UVA 357 Let Me Count The Ways (dp + 完全背包)

Let Me Count The Ways

After making a purchase at a large department store, Mel's change was 17 cents. He received 1 dime, 1 nickel, and 2 pennies. Later that day, he was shopping at a convenience store. Again his change was 17 cents. This time he received 2 nickels and 7 pennies. He began to wonder ' "How many stores can I shop in and receive 17 cents change in a different configuration of coins? After a suitable mental struggle, he decided the answer was 6. He then challenged you to consider the general problem.
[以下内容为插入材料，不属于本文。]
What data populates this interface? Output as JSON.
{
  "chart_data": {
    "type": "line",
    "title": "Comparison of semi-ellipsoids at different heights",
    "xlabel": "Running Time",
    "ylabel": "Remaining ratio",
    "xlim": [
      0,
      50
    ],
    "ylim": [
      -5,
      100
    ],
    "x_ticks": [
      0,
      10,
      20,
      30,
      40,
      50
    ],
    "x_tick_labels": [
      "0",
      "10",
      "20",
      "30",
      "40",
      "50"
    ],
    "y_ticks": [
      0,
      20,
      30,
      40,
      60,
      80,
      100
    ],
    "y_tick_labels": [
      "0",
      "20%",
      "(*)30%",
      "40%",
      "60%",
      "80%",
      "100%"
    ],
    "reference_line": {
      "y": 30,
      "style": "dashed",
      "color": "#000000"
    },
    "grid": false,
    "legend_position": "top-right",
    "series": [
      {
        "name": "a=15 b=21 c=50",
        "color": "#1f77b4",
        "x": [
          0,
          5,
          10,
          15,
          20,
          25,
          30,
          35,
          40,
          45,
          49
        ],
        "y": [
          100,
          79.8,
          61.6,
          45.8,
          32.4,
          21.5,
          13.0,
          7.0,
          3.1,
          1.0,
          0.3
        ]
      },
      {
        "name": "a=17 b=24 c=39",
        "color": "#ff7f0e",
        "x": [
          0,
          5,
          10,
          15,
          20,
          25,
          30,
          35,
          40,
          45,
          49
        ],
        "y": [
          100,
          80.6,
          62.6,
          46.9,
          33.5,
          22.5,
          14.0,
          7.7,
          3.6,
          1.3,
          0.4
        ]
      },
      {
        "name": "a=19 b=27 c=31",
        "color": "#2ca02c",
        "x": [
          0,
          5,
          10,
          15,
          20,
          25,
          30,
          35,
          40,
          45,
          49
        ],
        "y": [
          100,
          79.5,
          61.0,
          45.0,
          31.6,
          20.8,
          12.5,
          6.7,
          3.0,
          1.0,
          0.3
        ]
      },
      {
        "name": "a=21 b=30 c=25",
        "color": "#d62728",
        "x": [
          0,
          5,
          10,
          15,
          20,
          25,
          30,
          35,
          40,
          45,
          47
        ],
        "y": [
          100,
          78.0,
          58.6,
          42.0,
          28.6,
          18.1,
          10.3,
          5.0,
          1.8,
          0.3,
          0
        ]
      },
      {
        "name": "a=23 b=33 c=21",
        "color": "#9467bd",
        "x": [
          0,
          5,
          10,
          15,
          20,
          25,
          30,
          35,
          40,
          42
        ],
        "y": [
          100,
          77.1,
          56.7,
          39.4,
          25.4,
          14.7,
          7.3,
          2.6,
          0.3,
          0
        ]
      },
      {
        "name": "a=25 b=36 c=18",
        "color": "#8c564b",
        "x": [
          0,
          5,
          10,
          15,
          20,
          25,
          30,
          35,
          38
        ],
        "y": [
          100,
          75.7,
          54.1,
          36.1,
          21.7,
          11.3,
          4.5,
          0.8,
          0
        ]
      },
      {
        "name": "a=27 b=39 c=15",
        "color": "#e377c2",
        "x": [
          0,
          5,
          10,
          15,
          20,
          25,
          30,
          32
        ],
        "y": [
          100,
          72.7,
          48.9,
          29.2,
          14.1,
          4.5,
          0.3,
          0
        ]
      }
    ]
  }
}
Write a program which will determine the number of different combinations of US coins (penny: 1c, nickel: 5c, dime: 10c, quarter: 25c, half-dollar: 50c) which may be used to produce a given amount of money.

Input

The input will consist of a set of numbers between 0 and 30000 inclusive, one per line in the input file.

Output

The output will consist of the appropriate statement from the selection below on a single line in the output file for each input value. The number m is the number your program computes, n is the input value.

There are m ways to produce n cents change.
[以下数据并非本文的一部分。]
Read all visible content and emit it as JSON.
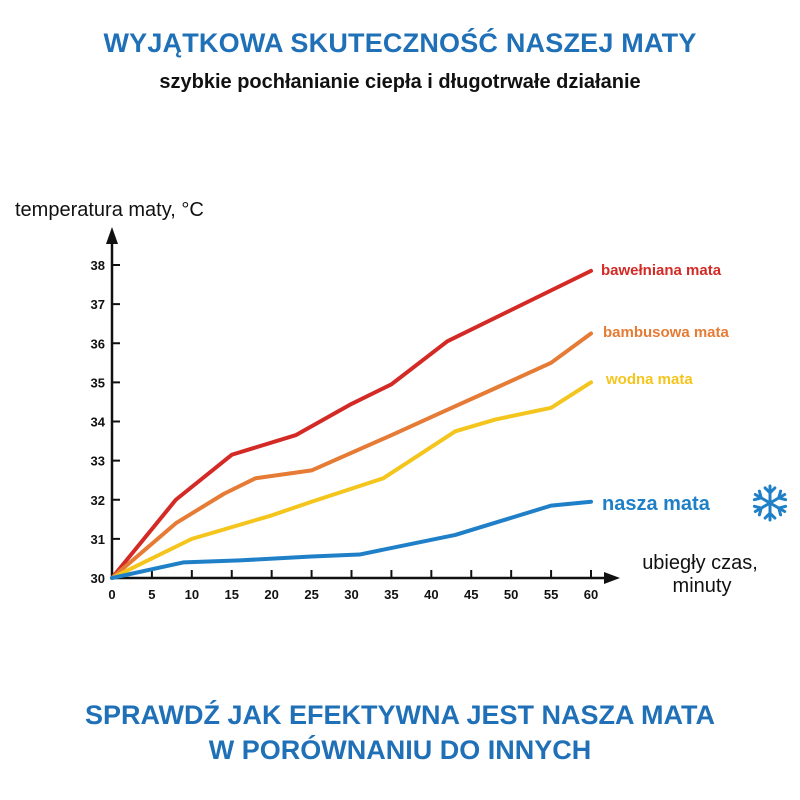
{
  "header": {
    "title": "WYJĄTKOWA SKUTECZNOŚĆ NASZEJ MATY",
    "subtitle": "szybkie pochłanianie ciepła i długotrwałe działanie"
  },
  "footer": {
    "line1": "SPRAWDŹ JAK EFEKTYWNA JEST NASZA MATA",
    "line2": "W PORÓWNANIU DO INNYCH"
  },
  "icons": {
    "series_marker": "snowflake-icon"
  },
  "chart_data": {
    "type": "line",
    "title": "",
    "ylabel": "temperatura maty, °C",
    "xlabel_lines": [
      "ubiegły czas,",
      "minuty"
    ],
    "x_ticks": [
      0,
      5,
      10,
      15,
      20,
      25,
      30,
      35,
      40,
      45,
      50,
      55,
      60
    ],
    "y_ticks": [
      30,
      31,
      32,
      33,
      34,
      35,
      36,
      37,
      38
    ],
    "xlim": [
      0,
      60
    ],
    "ylim": [
      30,
      38
    ],
    "grid": false,
    "legend": "inline-right",
    "series": [
      {
        "name": "bawełniana mata",
        "color": "#d42a26",
        "x": [
          0,
          8,
          15,
          23,
          30,
          35,
          42,
          50,
          60
        ],
        "y": [
          30,
          32.0,
          33.15,
          33.65,
          34.45,
          34.95,
          36.05,
          36.85,
          37.85
        ]
      },
      {
        "name": "bambusowa mata",
        "color": "#e57b35",
        "x": [
          0,
          8,
          14,
          18,
          25,
          35,
          42,
          48,
          55,
          60
        ],
        "y": [
          30,
          31.4,
          32.15,
          32.55,
          32.75,
          33.65,
          34.3,
          34.85,
          35.5,
          36.25
        ]
      },
      {
        "name": "wodna mata",
        "color": "#f4c51c",
        "x": [
          0,
          10,
          20,
          25,
          34,
          43,
          48,
          55,
          60
        ],
        "y": [
          30,
          31.0,
          31.6,
          31.95,
          32.55,
          33.75,
          34.05,
          34.35,
          35.0
        ]
      },
      {
        "name": "nasza mata",
        "color": "#1f80c7",
        "x": [
          0,
          9,
          16,
          25,
          31,
          43,
          55,
          60
        ],
        "y": [
          30,
          30.4,
          30.45,
          30.55,
          30.6,
          31.1,
          31.85,
          31.95
        ]
      }
    ]
  }
}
There is only 1 way to produce n cents change.

Sample input

17 
11
4

Sample output

There are 6 ways to produce 17 cents change. 
There are 4 ways to produce 11 cents change. 
There is only 1 way to produce 4 cents change.

题意：又是组硬币问题。。输出有几种组成方式。

思路；dp + 完全背包 http://blog.csdn.net/accelerator_/article/details/10414651和这个没个蛋蛋差别。

代码：

#include <stdio.h>
#include <string.h>

const int coin[5] = {1, 5, 10, 25, 50};
int n, i, j;
long long d[30005];
int main() {
	d[0] = 1;
	for (i = 0; i < 5; i ++)
		for (j = coin[i]; j <= 30000; j ++)
			d[j] += d[j - coin[i]];
	while (~scanf("%d", &n)) {
		if (d[n] == 1)
			printf("There is only %lld way to produce %d cents change.\n", d[n], n);
		else
			printf("There are %lld ways to produce %d cents change.\n", d[n], n);
	}
	return 0;
}